L’approche descriptive de l’anorexie et de la boulimie présente l’inconvénient de situer ces manifestations sur le seul registre des troubles alimentaires. Dès lors, on se réfère à une manifestation symptomatique, une économie hors normes du comportement alimentaire qui ne permet pas de prendre en compte une dimension psychopathologique assez complexe, puisqu’elle fait voler en éclats les repères cliniques habituels, et bien qu’il s’agisse là d’une pathologie depuis longtemps répertoriée. (cf la description de l’anorexie hystérique, par Charles Lasègue, en 1873)

 En effet, aujourd’hui  l’anorexie ne concerne pas seulement des jeunes filles à l’entrée de l’adolescence. Elle touche aussi des femmes plus âgées, également des hommes sans que pour autant, comme cela était le cas jusqu’ici, on puisse penser systématiquement à un syndrôme psychotique.

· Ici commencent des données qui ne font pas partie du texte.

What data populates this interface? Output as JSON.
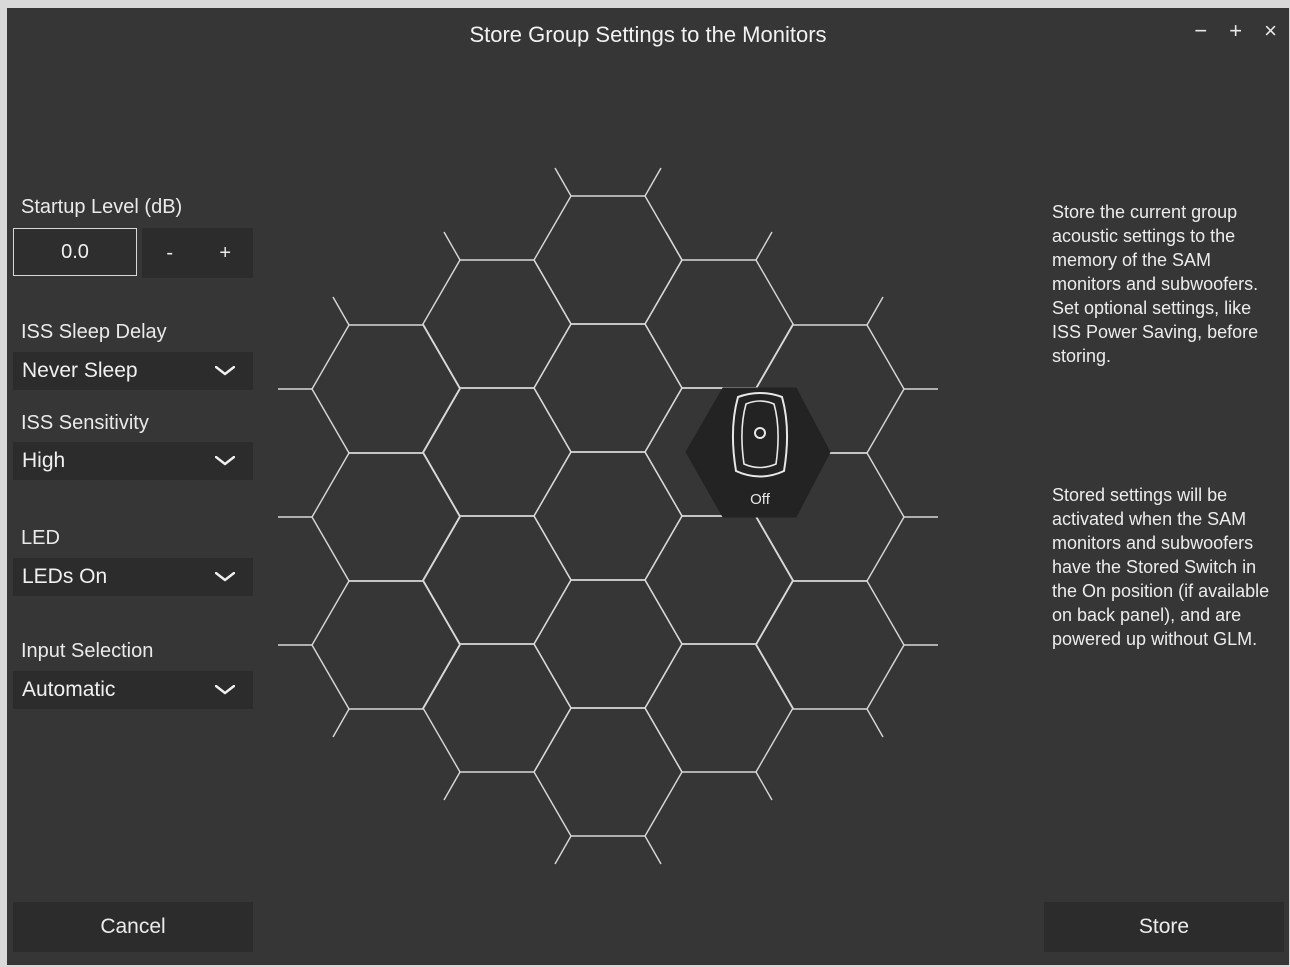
{
  "window": {
    "title": "Store Group Settings to the Monitors",
    "controls": {
      "minimize": "−",
      "maximize": "+",
      "close": "×"
    }
  },
  "settings": {
    "startup_level": {
      "label": "Startup Level (dB)",
      "value": "0.0",
      "decrement": "-",
      "increment": "+"
    },
    "iss_sleep_delay": {
      "label": "ISS Sleep Delay",
      "value": "Never Sleep"
    },
    "iss_sensitivity": {
      "label": "ISS Sensitivity",
      "value": "High"
    },
    "led": {
      "label": "LED",
      "value": "LEDs On"
    },
    "input_selection": {
      "label": "Input Selection",
      "value": "Automatic"
    }
  },
  "monitor": {
    "status": "Off",
    "icon": "speaker-monitor-icon"
  },
  "description": {
    "paragraph1": "Store the current group acoustic settings to the memory of the SAM monitors and subwoofers. Set optional settings, like ISS Power Saving, before storing.",
    "paragraph2": "Stored settings will be activated when the SAM monitors and subwoofers have the Stored Switch in the On position (if available on back panel), and are powered up without GLM."
  },
  "buttons": {
    "cancel": "Cancel",
    "store": "Store"
  },
  "colors": {
    "background": "#363636",
    "panel": "#2c2c2c",
    "hex_stroke": "#d9d9d9",
    "selected_hex": "#232323"
  }
}
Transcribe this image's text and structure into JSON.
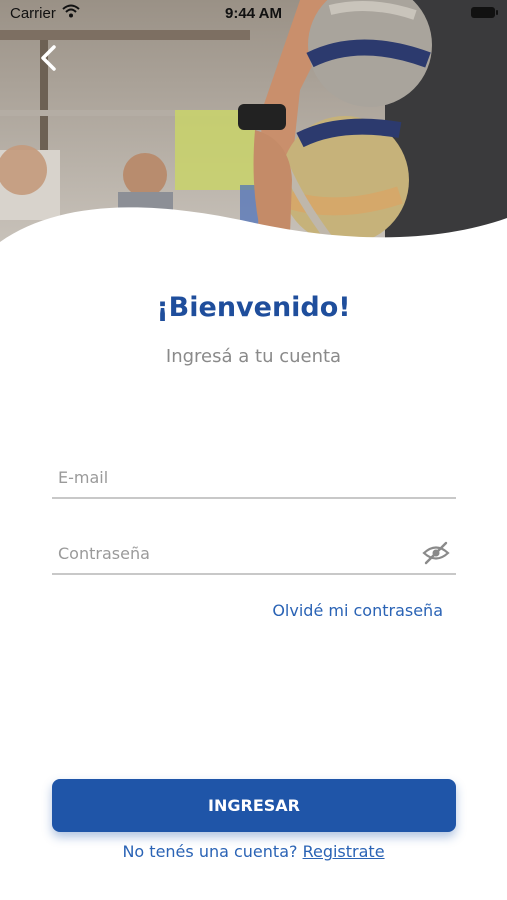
{
  "status_bar": {
    "carrier": "Carrier",
    "time": "9:44 AM"
  },
  "header": {
    "back_icon": "chevron-left-icon"
  },
  "welcome": {
    "title": "¡Bienvenido!",
    "subtitle": "Ingresá a tu cuenta"
  },
  "form": {
    "email_placeholder": "E-mail",
    "password_placeholder": "Contraseña",
    "password_toggle_icon": "eye-slash-icon",
    "forgot_password": "Olvidé mi contraseña"
  },
  "login_button": "INGRESAR",
  "register": {
    "prompt": "No tenés una cuenta?",
    "link": "Registrate"
  },
  "colors": {
    "brand_blue": "#1f55a8",
    "title_blue": "#1f4e9c",
    "link_blue": "#2a63b5"
  }
}
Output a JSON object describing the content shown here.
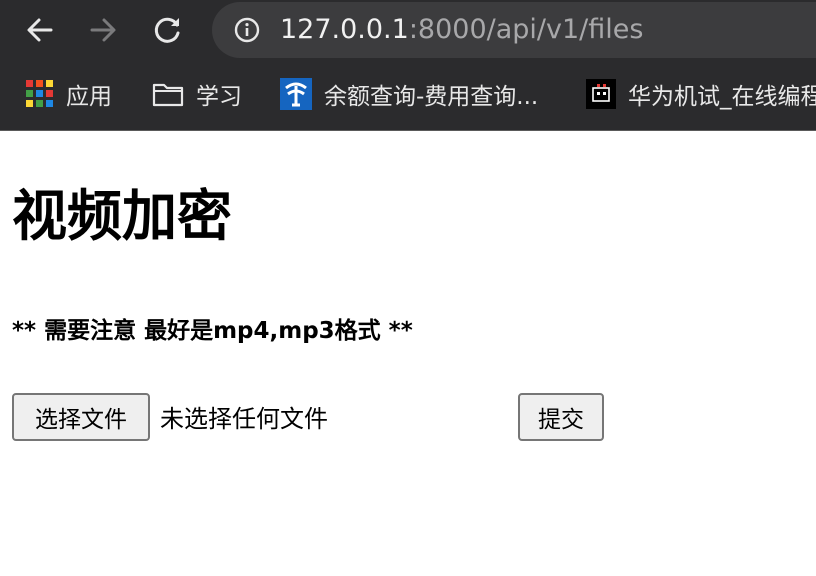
{
  "browser": {
    "url": {
      "host": "127.0.0.1",
      "path": ":8000/api/v1/files"
    },
    "bookmarks": [
      {
        "label": "应用",
        "icon": "apps-grid-icon"
      },
      {
        "label": "学习",
        "icon": "folder-icon"
      },
      {
        "label": "余额查询-费用查询...",
        "icon": "china-telecom-icon"
      },
      {
        "label": "华为机试_在线编程",
        "icon": "nowcoder-icon"
      }
    ]
  },
  "page": {
    "title": "视频加密",
    "note": "** 需要注意 最好是mp4,mp3格式 **",
    "file_input": {
      "button_label": "选择文件",
      "status": "未选择任何文件"
    },
    "submit_label": "提交"
  },
  "colors": {
    "chrome_background": "#2b2b2d",
    "omnibox_background": "#3c3c3e",
    "url_host": "#f1f1f1",
    "url_path": "#a8a8aa",
    "button_background": "#efefef",
    "button_border": "#767676"
  }
}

 Le mode d’entrée dans l’anorexie semble le plus souvent anecdotique ; c’est un régime alimentaire banal qui peu à peu, s’accompagne d’une modification de l’humeur, de la relation à l’autre, une altération assez significative des rapports du sujet à sa famille, la mère en particulier. Cela peut-être également une entrée dans la maladie plus masquée, sous le mode d’un appétit soudain, une alimentation boulimique manifeste, qui par ailleurs se trouve compensée par des vomissements provoqués en cachette, mais qui éveillent rapidement  l’angoisse maternelle : des signes montrent une forme de kleptomanie des denrées alimentaires, d’abord déniée, puis devenant de plus en plus manifeste. L’anorexique qui peu à peu semble vouloir désincarner l’image d’une féminité conventionnelle, sollicite ainsi le regard de l’autre, de ses proches, de l’entourage social qui ne parviennent plus à inverser un cours inexorable, empreint d’une dimension morbide extrême, où la parole, qu’elle soit compréhensive, moralisante, injonctive, n’a plus prise.

Il existe autour de ce phénomène, une certaine forme de militantisme, une dimension de revendication, qui n’est pas sans rappeler la description que fit Charles Lasègue, à la fin du 19ième, à propos de l’anorexie hystérique.

Ces dernières années, on a pu constater sur certains blogs du réseau internet  une forme d’apologie de l’être anorexique,  une littérature de l’anorexique, avec une iconographie très spécifique  qui renvoie également à la question du regard.

Ce phénomène de mode, fut porté un temps par le monde de la haute couture, le défilé de ces jeunes femmes n’étaient pas sans rappeler celles que l’écrivain Hugo Von Hofmannsthal appelait les « femmes sans ombres ».

 L’anorexie dite mentale est une maladie qui mobilise au-delà de la famille, des médecins,  une angoisse plus large encore, puisqu’elle semble vouloir porter à son paroxysme, une vérité décharnée, face à laquelle les mots eux-mêmes n’ont plus de corps. Cette situation en miroir,  délicate, fragilise considérablement le travail thérapeutique. Si l’accompagnement médical est indispensable, la parole demeure également essentielle, au travers du dispositif psychothérapeutique.